The political life of the “Tsar”.
He was recalled from Dresden to Leningrad in 1990, when the Soviet Union was on the verge of collapse.
During his time in the KGB, Putin worked as an officer in charge of a number of files and attained the rank of lieutenant colonel.
In 1990-1991, he moved to the reserve in the intelligence service and returned to Leningrad State University as assistant to the vice-rector of the university. He became an advisor to one of his former law professors, Anatoly Sobchak, who left the university to become president of the Leningrad City Council. Putin worked with Sobchak during the successful election campaign of Sobchak, who became the first democratically elected mayor of what is now known as Saint Petersburg. In June 1991, Putin became deputy mayor of St. Petersburg and was appointed in charge of the city’s Foreign Relations Committee. He officially resigned from the KGB in August 1991.

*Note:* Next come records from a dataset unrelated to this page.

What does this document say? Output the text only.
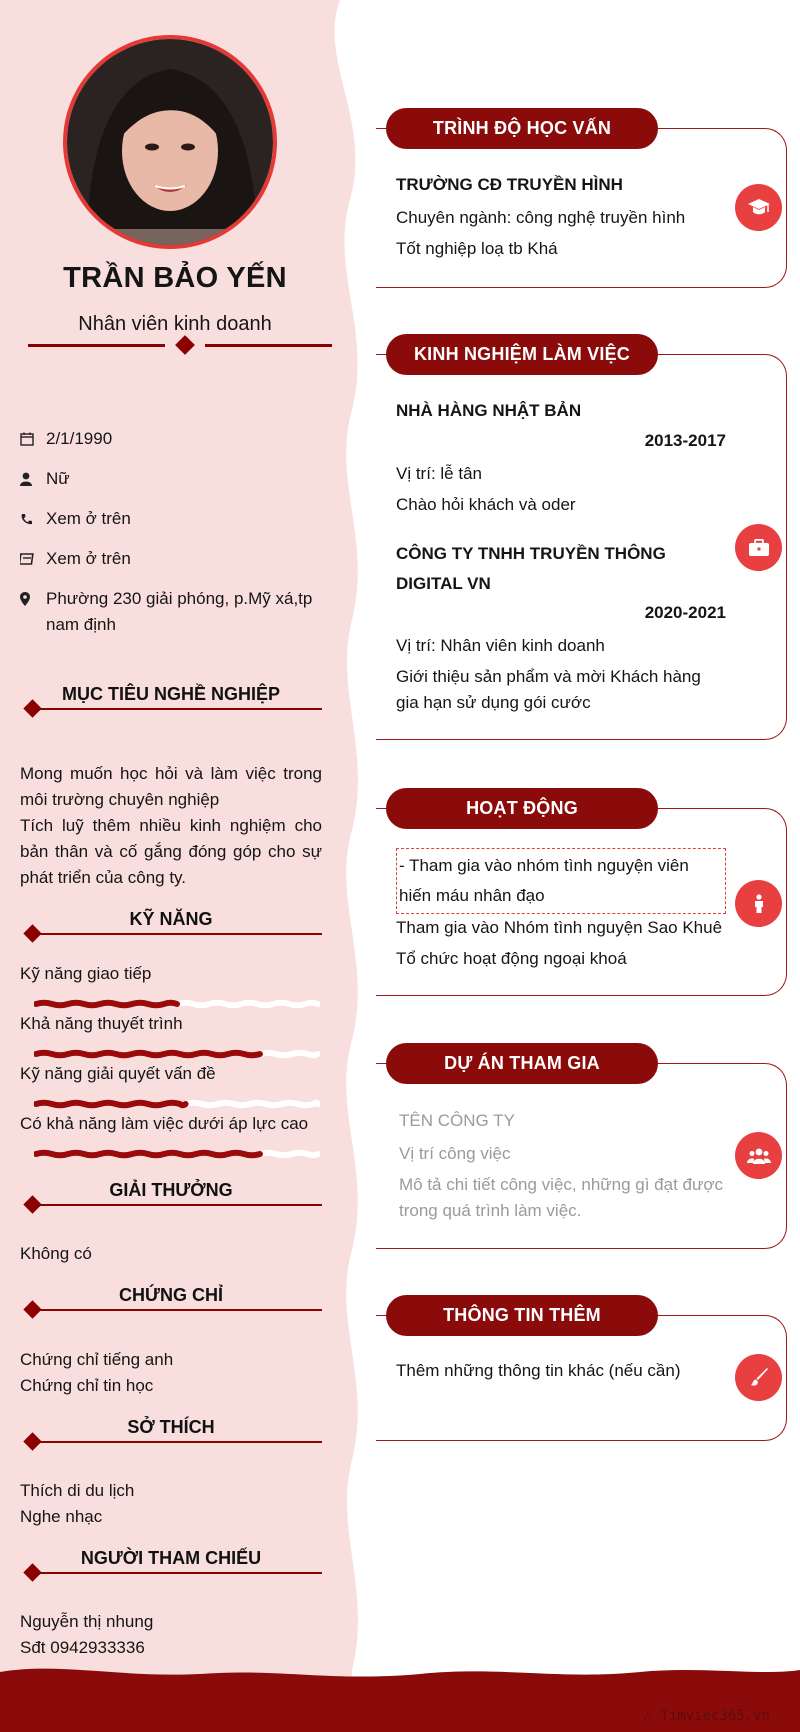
TRẦN BẢO YẾN
Nhân viên kinh doanh
2/1/1990
Nữ
Xem ở trên
Xem ở trên
Phường 230 giải phóng, p.Mỹ xá,tp nam định
MỤC TIÊU NGHỀ NGHIỆP
Mong muốn học hỏi và làm việc trong môi trường chuyên nghiệp
Tích luỹ thêm nhiều kinh nghiệm cho bản thân và cố gắng đóng góp cho sự phát triển của công ty.
KỸ NĂNG
Kỹ năng giao tiếp
Khả năng thuyết trình
Kỹ năng giải quyết vấn đề
Có khả năng làm việc dưới áp lực cao
GIẢI THƯỞNG
Không có
CHỨNG CHỈ
Chứng chỉ tiếng anh
Chứng chỉ tin học
SỞ THÍCH
Thích di du lịch
Nghe nhạc
NGƯỜI THAM CHIẾU
Nguyễn thị nhung
Sđt 0942933336
TRÌNH ĐỘ HỌC VẤN
TRƯỜNG CĐ TRUYỀN HÌNH
Chuyên ngành: công nghệ truyền hình
Tốt nghiệp loạ tb Khá
KINH NGHIỆM LÀM VIỆC
NHÀ HÀNG NHẬT BẢN
2013-2017
Vị trí: lễ tân
Chào hỏi khách và oder
CÔNG TY TNHH TRUYỀN THÔNG DIGITAL VN
2020-2021
Vị trí: Nhân viên kinh doanh
Giới thiệu sản phẩm và mời Khách hàng gia hạn sử dụng gói cước
HOẠT ĐỘNG
- Tham gia vào nhóm tình nguyện viên hiến máu nhân đạo
Tham gia vào Nhóm tình nguyện Sao Khuê
Tổ chức hoạt động ngoại khoá
DỰ ÁN THAM GIA
TÊN CÔNG TY
Vị trí công việc
Mô tả chi tiết công việc, những gì đạt được trong quá trình làm việc.
THÔNG TIN THÊM
Thêm những thông tin khác (nếu cần)
∴ Timviec365.vn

In 1996, after Sobchak lost local elections, Putin moved to Moscow to work in the Kremlin in the department that managed presidential properties. In March 1997, Putin was promoted to deputy chief of staff of the Kremlin. He assumed a number of other responsibilities within the Kremlin before being appointed head of the Russian Federal Security Service (formerly the KGB) in July 1998. A year later, in August 1999, he was appointed Deputy Prime Minister and then Prime Minister of Russia under the former Russian president. Boris Yeltsin, who also indicated that Putin is his preferred successor as head of state.
5 presidential terms
On December 31, 1999, Putin became acting president of Russia after Yeltsin’s resignation. He was officially elected to the office of president in March 2000. Putin served two terms as President of Russia from 2000 to 2004 and from 2004 to 2008, before stepping down – in line with Russia’s constitutional ban on three consecutive presidential terms – to take over as Prime Minister. In March 2012, Putin was re-elected to serve another term as President of Russia until 2018, thanks to a constitutional amendment approved by then-President Dmitry Medvedev in December 2008 to extend the presidential term from four to six years.
Putin was elected in March 2024 for a fifth presidential term after obtaining 88 percent of the Russian vote.
In 2020, the Constitution was amended again to extend the presidential term twice. Therefore, Putin can now obtain at least two presidential terms, that is, until 2036. If this actually happens, Putin will surpass the record set by Joseph Stalin by ruling the country for 29 years.
Putin’s personality
According to a report published by the Brookings Institution, Putin benefited from being a KGB agent to keep his private ambitions secret. Like most ambitious people, he took advantage of the opportunities he was given. Putin paid close attention to individuals who might advance his career. He studied them, strengthened his personal and professional relationships with them, did them favors, and manipulated them. He allowed people to underestimate him even as he maneuvered into positions of influence to quietly accumulate real power.
President Putin’s rule is characterized by conservative Russian nationalism, has strong echoes of the dictatorial rule of the tsars, and has the support of the Orthodox Church, according to the BBC. Shortly after assuming the presidency, Putin began marginalizing liberal figures, usually replacing them with strong allies or neutrals who did not disagree with his opinion. For example, figures who were close to former President Yeltsin, such as wealthy businessmen Boris Berezovsky and Vladimir Gusinsky, ended up living in exile outside the country.